By Bianca Nogrady
Peanut oral immunotherapy appears to actually increase the incidence of anaphylaxis, despite also decreasing sensitivity, a systematic review and meta-analysis has found.
The study, published in The Lancet assessed the outcomes of 12 randomised controlled trials of oral immunotherapy for peanut allergy, involving 1041 patients. It found that patients treated with oral immunotherapy had a more than threefold higher risk of anaphylaxis during the build-up of tolerance and the maintenance period, compared with patients treated with placebo. They also had a 2.72-higher frequency of anaphylaxis, and greater than twofold higher risk of adrenaline (epinephrine) use.
Peanut oral immunotherapy was also associated with a 92% higher relative risk of serious adverse events and higher relative risks of non-anaphylactic reactions such as angioedema and upper and lower respiratory tract reactions.
However, these patients were 12 times more likely to pass a supervised peanut challenge compared with those given placebo.
‘This meta-analysis shows that current peanut oral immunotherapy regimens can achieve the immunological goal of desensitisation, but that this outcome does not translate into achieving the clinical and patient-desired aim of less allergic reactions and anaphylaxis,’ the authors wrote.

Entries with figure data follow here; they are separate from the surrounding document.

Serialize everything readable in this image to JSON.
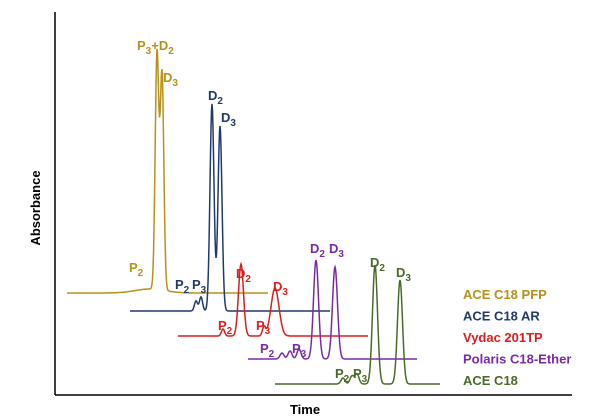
{
  "chart_data": {
    "type": "line",
    "title": "",
    "xlabel": "Time",
    "ylabel": "Absorbance",
    "legend_placement": "right",
    "grid": false,
    "series": [
      {
        "name": "ACE C18 PFP",
        "color": "#b8901a",
        "peaks": [
          {
            "label_main": "P",
            "label_sub": "2"
          },
          {
            "label_main": "P",
            "label_sub": "3",
            "label_suffix": "+D",
            "label_suffix_sub": "2"
          },
          {
            "label_main": "D",
            "label_sub": "3"
          }
        ]
      },
      {
        "name": "ACE C18 AR",
        "color": "#1f3a6b",
        "peaks": [
          {
            "label_main": "P",
            "label_sub": "2"
          },
          {
            "label_main": "P",
            "label_sub": "3"
          },
          {
            "label_main": "D",
            "label_sub": "2"
          },
          {
            "label_main": "D",
            "label_sub": "3"
          }
        ]
      },
      {
        "name": "Vydac 201TP",
        "color": "#e01b1b",
        "peaks": [
          {
            "label_main": "P",
            "label_sub": "2"
          },
          {
            "label_main": "P",
            "label_sub": "3"
          },
          {
            "label_main": "D",
            "label_sub": "2"
          },
          {
            "label_main": "D",
            "label_sub": "3"
          }
        ]
      },
      {
        "name": "Polaris C18-Ether",
        "color": "#7a2aa8",
        "peaks": [
          {
            "label_main": "P",
            "label_sub": "2"
          },
          {
            "label_main": "P",
            "label_sub": "3"
          },
          {
            "label_main": "D",
            "label_sub": "2"
          },
          {
            "label_main": "D",
            "label_sub": "3"
          }
        ]
      },
      {
        "name": "ACE C18",
        "color": "#4a6a2a",
        "peaks": [
          {
            "label_main": "P",
            "label_sub": "2"
          },
          {
            "label_main": "P",
            "label_sub": "3"
          },
          {
            "label_main": "D",
            "label_sub": "2"
          },
          {
            "label_main": "D",
            "label_sub": "3"
          }
        ]
      }
    ]
  }
}
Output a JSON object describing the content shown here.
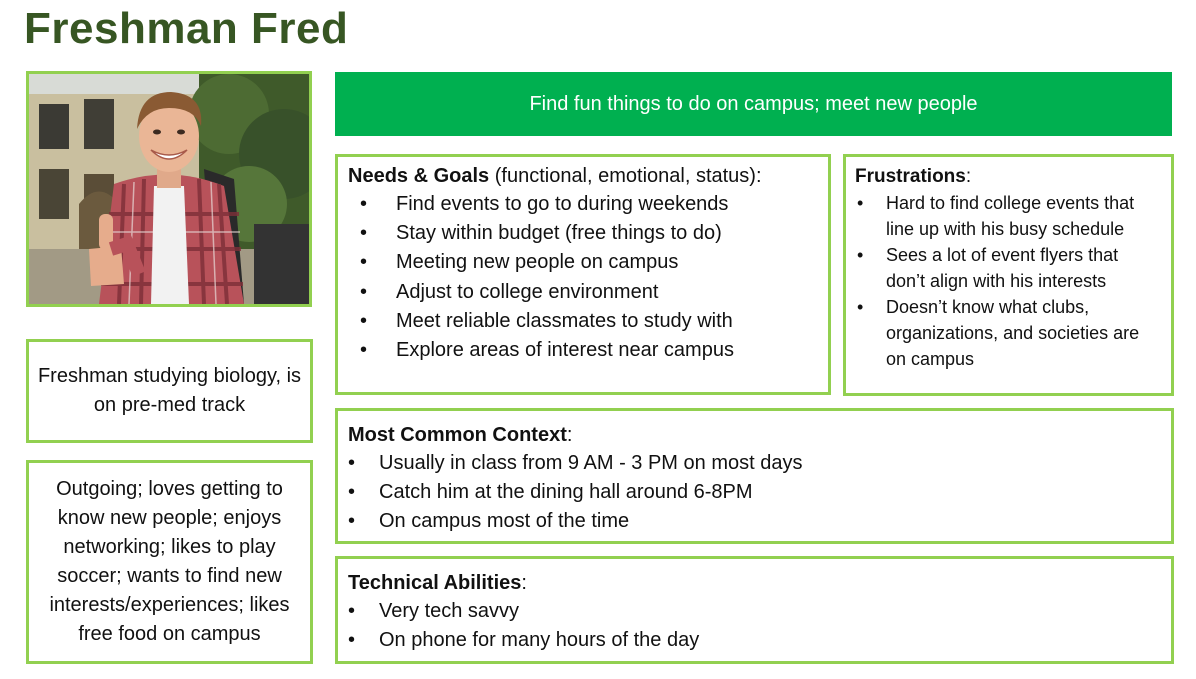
{
  "persona": {
    "name": "Freshman Fred",
    "photo_icon": "student-portrait-photo",
    "tagline": "Find fun things to do on campus; meet new people",
    "description": "Freshman studying biology, is on pre-med track",
    "personality": "Outgoing; loves getting to know new people; enjoys networking; likes to play soccer; wants to find new interests/experiences; likes free food on campus"
  },
  "needs": {
    "heading_bold": "Needs & Goals",
    "heading_rest": " (functional, emotional, status):",
    "items": [
      "Find events to go to during weekends",
      "Stay within budget (free things to do)",
      "Meeting new people on campus",
      "Adjust to college environment",
      "Meet reliable classmates to study with",
      "Explore areas of interest near campus"
    ]
  },
  "frustrations": {
    "heading_bold": "Frustrations",
    "heading_rest": ":",
    "items": [
      "Hard to find college events that line up with his busy schedule",
      "Sees a lot of event flyers that don’t align with his interests",
      "Doesn’t know what clubs, organizations, and societies are on campus"
    ]
  },
  "context": {
    "heading_bold": "Most Common Context",
    "heading_rest": ":",
    "items": [
      "Usually in class from 9 AM - 3 PM on most days",
      "Catch him at the dining hall around 6-8PM",
      "On campus most of the time"
    ]
  },
  "technical": {
    "heading_bold": "Technical Abilities",
    "heading_rest": ":",
    "items": [
      "Very tech savvy",
      "On phone for many hours of the day"
    ]
  },
  "colors": {
    "title": "#375623",
    "border": "#92d050",
    "banner": "#00b050"
  }
}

‘Rather than take the view that these data denounce current research in oral immunotherapy as not successful, we instead suggest that this research has reached an important milestone in mechanistic but not clinical efficacy.’
Commenting on the study, paediatric allergist and immunologist Dr Preeti Joshi, from the Children’s Hospital at Westmead, Sydney said the findings showed that more research – for example, into adjuvants – was needed to achieve acceptable outcomes.
Dr Joshi, also Chair of the Paediatric Committee for ASCIA, told Medicine Today it was important to look at what people with peanut allergy might want out of oral immunotherapy.
‘It’s all very well to say you can get desensitisation, but if people knew that you’re more likely to have more anaphylaxis and more severe reactions while you’re on this therapy, would that change their minds?’ she said.
However, desensitisation might also mean someone with peanut allergy is less likely to react to peanut exposure in a less controlled setting, such as on holiday.
‘Knowing what the individual wants and requires and at different stages of life is really important,’ Dr Joshi said.